Of the noted Soviet poster artists of the photomontage and Socialist Realism aesthetics, Viktor Borisovich Koretskii stands out as one of the most iconic. Koretskii attended the Secondary Professional Art School in Moscow from 1921 to 1929. He began working as a professional graphic designer in 1931 and he immediately gained recognition in the Soviet Union. His professional break-through occurred while working for the major state publishing houses Iskusstvo and Ogiz-Izogiz. During this that period of his work, he concentrated on (and perfected) his technique of photomontage. However, the period of the early 1930s in the Soviet Union meant that Koretskii had to move away from his own avant-garde style of discontinuous photomontage in order to be more consistent with the Socialist Realist dogma dictated by the government. During the 1930s, Koretskii also worked as an artistic director and decorator for Nikolai Okhlopkov 's Realistic Theatre and for Yurii Zavadsky's theatre-studio. From 1939 to 1987, he was a member of the editorial board of the film advertising publishing house Reklamfilm.
Gudok is the Russian word for whistle and this was also the name given to the railway industry newspaper in the Soviet Union. The printer was located in Moscow at 7 Stankevich Street.

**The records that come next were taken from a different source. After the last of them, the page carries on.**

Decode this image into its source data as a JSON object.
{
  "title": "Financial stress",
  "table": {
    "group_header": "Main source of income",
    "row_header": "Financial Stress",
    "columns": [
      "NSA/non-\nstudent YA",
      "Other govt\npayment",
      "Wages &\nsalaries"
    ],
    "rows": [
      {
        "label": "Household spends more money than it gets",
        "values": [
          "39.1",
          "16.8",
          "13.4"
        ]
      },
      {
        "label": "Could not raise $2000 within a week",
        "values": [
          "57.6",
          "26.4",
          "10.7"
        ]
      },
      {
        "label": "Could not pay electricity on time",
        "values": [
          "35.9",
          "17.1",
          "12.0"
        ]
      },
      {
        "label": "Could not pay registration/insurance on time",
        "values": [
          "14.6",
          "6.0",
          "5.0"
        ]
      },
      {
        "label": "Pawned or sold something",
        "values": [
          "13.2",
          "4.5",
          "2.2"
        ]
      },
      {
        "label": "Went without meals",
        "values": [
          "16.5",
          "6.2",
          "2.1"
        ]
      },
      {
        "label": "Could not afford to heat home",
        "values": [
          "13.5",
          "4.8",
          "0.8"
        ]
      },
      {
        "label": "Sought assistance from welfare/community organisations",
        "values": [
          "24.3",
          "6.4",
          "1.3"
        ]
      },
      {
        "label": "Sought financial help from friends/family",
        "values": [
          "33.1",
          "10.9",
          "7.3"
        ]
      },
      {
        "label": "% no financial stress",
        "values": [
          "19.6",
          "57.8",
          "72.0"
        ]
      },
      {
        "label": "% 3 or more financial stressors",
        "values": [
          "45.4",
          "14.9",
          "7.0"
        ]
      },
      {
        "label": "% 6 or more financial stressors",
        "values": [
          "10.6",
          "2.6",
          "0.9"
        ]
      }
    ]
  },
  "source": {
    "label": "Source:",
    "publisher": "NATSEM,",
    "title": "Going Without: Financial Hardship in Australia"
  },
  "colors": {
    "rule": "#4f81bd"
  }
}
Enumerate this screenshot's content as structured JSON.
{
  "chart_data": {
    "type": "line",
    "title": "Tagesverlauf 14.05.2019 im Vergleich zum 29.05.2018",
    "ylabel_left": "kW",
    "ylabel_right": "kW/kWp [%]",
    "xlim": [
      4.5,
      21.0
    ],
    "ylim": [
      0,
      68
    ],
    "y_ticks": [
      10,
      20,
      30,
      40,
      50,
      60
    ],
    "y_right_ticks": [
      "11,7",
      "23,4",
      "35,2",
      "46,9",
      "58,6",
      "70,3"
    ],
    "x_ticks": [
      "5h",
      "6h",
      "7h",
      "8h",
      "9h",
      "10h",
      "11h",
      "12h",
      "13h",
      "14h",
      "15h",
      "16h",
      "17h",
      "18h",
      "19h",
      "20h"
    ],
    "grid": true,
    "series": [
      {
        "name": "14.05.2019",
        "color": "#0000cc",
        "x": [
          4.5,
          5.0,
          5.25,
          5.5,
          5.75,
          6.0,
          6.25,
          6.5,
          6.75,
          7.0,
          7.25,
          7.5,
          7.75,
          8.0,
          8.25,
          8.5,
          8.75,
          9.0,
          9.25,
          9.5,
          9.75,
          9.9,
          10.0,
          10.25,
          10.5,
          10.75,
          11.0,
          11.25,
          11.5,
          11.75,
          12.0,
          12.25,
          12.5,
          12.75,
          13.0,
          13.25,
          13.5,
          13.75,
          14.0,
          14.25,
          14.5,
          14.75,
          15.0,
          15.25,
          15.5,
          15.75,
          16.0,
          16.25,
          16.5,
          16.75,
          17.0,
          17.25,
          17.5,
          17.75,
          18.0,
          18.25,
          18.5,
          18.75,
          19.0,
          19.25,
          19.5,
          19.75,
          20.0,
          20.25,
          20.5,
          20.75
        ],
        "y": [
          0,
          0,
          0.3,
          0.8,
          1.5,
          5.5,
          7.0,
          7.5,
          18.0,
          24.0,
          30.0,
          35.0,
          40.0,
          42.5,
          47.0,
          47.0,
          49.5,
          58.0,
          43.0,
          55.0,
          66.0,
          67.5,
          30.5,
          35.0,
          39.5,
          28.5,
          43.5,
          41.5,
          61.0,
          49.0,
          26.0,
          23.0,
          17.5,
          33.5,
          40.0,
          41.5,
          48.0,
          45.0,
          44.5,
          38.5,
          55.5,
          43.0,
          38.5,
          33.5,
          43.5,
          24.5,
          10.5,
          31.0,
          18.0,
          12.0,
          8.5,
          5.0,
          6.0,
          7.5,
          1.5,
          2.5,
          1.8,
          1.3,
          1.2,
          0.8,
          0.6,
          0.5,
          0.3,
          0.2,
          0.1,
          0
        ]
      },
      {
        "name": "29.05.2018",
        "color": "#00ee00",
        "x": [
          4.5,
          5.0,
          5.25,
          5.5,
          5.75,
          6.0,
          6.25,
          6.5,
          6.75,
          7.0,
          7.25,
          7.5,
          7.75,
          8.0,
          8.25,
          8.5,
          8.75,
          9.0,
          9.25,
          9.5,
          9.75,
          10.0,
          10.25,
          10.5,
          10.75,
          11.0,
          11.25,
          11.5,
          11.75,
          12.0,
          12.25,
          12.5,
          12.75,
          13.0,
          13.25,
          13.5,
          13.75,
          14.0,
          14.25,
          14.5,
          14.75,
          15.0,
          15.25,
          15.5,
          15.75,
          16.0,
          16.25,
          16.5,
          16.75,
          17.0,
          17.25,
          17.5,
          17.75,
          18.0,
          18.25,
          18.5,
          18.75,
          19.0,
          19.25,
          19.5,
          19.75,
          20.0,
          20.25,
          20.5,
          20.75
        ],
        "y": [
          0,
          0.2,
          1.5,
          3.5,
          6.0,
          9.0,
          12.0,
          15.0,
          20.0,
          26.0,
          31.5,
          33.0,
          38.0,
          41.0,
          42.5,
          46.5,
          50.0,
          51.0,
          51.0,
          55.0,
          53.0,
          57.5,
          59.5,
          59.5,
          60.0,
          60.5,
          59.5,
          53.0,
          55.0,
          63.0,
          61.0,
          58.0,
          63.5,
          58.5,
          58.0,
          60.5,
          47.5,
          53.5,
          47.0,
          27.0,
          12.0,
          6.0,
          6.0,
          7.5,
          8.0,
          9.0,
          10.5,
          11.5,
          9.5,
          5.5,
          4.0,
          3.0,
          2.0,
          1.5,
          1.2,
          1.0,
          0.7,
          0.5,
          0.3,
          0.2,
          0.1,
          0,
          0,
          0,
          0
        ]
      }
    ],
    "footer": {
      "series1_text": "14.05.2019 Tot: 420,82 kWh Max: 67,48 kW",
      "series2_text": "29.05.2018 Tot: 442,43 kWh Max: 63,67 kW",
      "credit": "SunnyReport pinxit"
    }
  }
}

Iskusstvo was the Art Publishing House (A.K.A. Visual Arts Publishing) that was created in 1936 from Ogiz-Izogiz (State Art and Literature Publishing House). It disseminated books and journals dealing with graphic design and the fine arts, and it issued numerous posters. Since the Iskusstvo banner was part of the State Printing Works in Leningrad (St. Petersburg) and Moscow, its two main offices were located in those two cities.